L’hypermobilité est un signe très fréquent et sous-estimé dans la population générale mais n’est que rarement diagnostiquée ou très tardivement. Les raisons peuvent être la méconnaissance de la maladie, la perplexité face à l’hétérogénéité des symptômes voire l’absence de test de confirmation biologique ou radiologique. Une autre raison est que ce syndrome peut sembler inoffensif même si son impact sur la qualité de vie est bien réel. Anxiété et dépression sont souvent la conséquence de l’absence de diagnostic, des douleurs chroniques et de l’appréhension à la pratique d’une activité par crainte de nouveaux traumatismes.

Comment peut-on améliorer la qualité de vie et les performances des personnes atteintes de cette pathologie ?

Il faut une éducation thérapeutique et une adaptation de style de vie, en expliquant la pathologie et en prodiguant des conseils de prévention. Il faut aussi accompagner le patient lors de ses activités afin de l’aider et de lui montrer comment s’y prendre. Il est recommandé d’entreprendre de la physiothérapie le plus rapidement possible avec un accent sur le renforcement permettant de stabiliser les articulations, la proprioception et la coordination. Des programmes d’exercices adaptés permettent de soutenir le patient et de lui éviter de développer une peur et une anxiété face au risque de nouvelle blessure. Des bandages peuvent aider à prévenir les blessures et améliorer la cinétique articulaire. Mais attention, le surentraînement sans encadrement et une concentration excessive sur la flexibilité articulaire peuvent entraîner des blessures. Il faut éviter les étirements excessifs, les sports qui sollicitent les amplitudes extrêmes.

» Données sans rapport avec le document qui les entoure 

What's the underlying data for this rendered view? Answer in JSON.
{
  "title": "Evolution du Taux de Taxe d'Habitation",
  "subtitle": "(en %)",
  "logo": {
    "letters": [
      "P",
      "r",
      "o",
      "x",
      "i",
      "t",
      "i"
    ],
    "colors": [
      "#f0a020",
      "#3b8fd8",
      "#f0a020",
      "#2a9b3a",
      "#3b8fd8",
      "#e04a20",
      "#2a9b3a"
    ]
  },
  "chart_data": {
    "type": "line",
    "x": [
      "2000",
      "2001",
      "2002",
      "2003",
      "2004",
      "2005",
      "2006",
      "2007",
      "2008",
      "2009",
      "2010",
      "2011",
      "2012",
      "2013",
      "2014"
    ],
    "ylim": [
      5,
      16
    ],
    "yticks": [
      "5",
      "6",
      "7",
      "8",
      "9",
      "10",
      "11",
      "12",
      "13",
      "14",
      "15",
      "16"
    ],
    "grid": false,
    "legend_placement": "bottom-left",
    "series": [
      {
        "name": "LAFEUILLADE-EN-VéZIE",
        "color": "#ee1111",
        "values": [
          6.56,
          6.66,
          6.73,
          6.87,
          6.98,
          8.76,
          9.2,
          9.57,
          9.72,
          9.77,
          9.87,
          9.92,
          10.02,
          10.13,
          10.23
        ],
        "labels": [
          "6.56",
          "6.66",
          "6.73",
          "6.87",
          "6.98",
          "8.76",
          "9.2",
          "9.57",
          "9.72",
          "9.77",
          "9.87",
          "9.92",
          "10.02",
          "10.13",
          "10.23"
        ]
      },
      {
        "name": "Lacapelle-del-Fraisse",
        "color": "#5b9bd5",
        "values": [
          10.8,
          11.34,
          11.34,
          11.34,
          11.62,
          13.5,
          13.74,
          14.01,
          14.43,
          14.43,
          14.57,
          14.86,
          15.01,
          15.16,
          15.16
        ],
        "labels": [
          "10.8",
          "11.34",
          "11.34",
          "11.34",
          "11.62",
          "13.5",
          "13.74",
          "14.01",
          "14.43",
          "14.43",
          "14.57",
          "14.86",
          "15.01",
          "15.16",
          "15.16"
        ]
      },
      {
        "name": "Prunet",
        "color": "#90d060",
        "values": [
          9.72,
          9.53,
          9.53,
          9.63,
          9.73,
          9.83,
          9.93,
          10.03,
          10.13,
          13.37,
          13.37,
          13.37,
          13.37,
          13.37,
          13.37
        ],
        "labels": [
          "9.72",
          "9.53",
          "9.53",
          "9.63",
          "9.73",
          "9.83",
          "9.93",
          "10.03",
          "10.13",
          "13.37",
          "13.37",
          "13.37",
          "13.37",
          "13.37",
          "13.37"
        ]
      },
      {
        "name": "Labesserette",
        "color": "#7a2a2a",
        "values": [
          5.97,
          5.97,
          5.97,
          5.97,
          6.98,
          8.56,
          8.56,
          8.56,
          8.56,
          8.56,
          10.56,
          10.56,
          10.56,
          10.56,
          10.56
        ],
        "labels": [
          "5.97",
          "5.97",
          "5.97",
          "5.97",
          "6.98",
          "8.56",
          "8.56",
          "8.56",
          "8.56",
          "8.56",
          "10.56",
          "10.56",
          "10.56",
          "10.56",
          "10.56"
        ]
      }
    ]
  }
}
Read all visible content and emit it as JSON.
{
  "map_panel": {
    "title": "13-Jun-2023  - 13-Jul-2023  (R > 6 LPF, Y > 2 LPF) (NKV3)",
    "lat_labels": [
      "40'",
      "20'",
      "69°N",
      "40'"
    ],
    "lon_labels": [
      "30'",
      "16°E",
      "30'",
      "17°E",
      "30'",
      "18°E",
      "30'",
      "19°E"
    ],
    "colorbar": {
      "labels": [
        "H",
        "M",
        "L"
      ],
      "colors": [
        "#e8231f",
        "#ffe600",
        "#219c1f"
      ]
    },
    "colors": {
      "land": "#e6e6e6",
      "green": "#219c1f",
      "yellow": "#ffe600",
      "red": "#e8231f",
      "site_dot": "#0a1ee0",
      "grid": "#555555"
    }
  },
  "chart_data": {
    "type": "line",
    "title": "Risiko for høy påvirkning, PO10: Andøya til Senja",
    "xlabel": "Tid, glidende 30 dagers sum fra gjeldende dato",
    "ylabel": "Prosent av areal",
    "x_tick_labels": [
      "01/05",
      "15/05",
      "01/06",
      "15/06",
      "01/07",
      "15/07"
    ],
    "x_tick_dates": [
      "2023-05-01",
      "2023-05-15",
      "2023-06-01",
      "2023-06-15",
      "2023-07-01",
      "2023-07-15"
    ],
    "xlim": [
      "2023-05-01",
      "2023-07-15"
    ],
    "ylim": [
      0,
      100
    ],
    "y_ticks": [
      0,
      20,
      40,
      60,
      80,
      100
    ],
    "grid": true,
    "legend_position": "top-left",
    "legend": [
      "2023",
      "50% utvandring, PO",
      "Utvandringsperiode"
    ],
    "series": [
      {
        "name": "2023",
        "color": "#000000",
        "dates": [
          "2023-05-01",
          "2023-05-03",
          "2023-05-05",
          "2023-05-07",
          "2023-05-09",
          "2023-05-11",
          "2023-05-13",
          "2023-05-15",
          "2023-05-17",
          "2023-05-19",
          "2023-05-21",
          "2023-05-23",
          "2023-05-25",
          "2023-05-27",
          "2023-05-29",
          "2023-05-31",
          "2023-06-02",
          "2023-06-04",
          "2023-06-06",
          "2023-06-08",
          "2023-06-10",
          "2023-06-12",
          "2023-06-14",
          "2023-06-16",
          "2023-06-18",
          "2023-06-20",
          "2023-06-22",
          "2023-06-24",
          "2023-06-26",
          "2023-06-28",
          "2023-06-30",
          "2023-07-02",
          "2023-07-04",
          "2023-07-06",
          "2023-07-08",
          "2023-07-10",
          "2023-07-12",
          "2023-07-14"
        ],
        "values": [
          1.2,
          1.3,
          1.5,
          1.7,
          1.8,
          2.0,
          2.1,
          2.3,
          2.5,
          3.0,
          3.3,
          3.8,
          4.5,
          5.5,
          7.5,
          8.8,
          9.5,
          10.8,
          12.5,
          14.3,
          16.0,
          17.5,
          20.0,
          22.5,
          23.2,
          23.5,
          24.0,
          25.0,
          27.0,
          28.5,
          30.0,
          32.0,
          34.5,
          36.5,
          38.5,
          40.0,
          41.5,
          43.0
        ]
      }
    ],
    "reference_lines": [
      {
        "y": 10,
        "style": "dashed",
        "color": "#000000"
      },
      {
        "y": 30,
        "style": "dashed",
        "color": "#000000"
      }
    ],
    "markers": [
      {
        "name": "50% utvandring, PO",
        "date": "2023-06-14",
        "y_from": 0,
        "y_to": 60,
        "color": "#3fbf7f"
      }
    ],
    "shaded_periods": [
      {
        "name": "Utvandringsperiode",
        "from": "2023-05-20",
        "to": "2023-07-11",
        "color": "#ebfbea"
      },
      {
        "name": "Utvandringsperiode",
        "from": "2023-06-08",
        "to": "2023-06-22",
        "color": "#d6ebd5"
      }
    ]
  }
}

Comment peut-on améliorer la qualité de vie et les performances des personnes atteintes de cette pathologie ?

Le renforcement musculaire via l’intelligence artificielle, paramétrée sur mesure, en chaine ouverte, permet un gain efficace et sans douleur. Cela donne des résultats accélérés en complément d’une rééducation par des thérapeutes attentifs et formés à prendre en charge cette pathologie. De plus, en termes d’amélioration de la qualité de vie, la reprise d’une activité physique et sportive augmente la confiance en soi et le moral.

Que recommanderiez-vous à une personne qui se reconnaîtrait dans ce diagnostic ?

Il est crucial que le diagnostic soit posé formellement et agir le plus tôt possible pour éviter que la maladie affecte durablement la qualité de vie et expose à des lésions et des douleurs chroniques. Il faut veiller à assurer le renforcement musculaire en évitant d’insister sur des séances de stretching ou d’assouplissement qui sont contreproductives.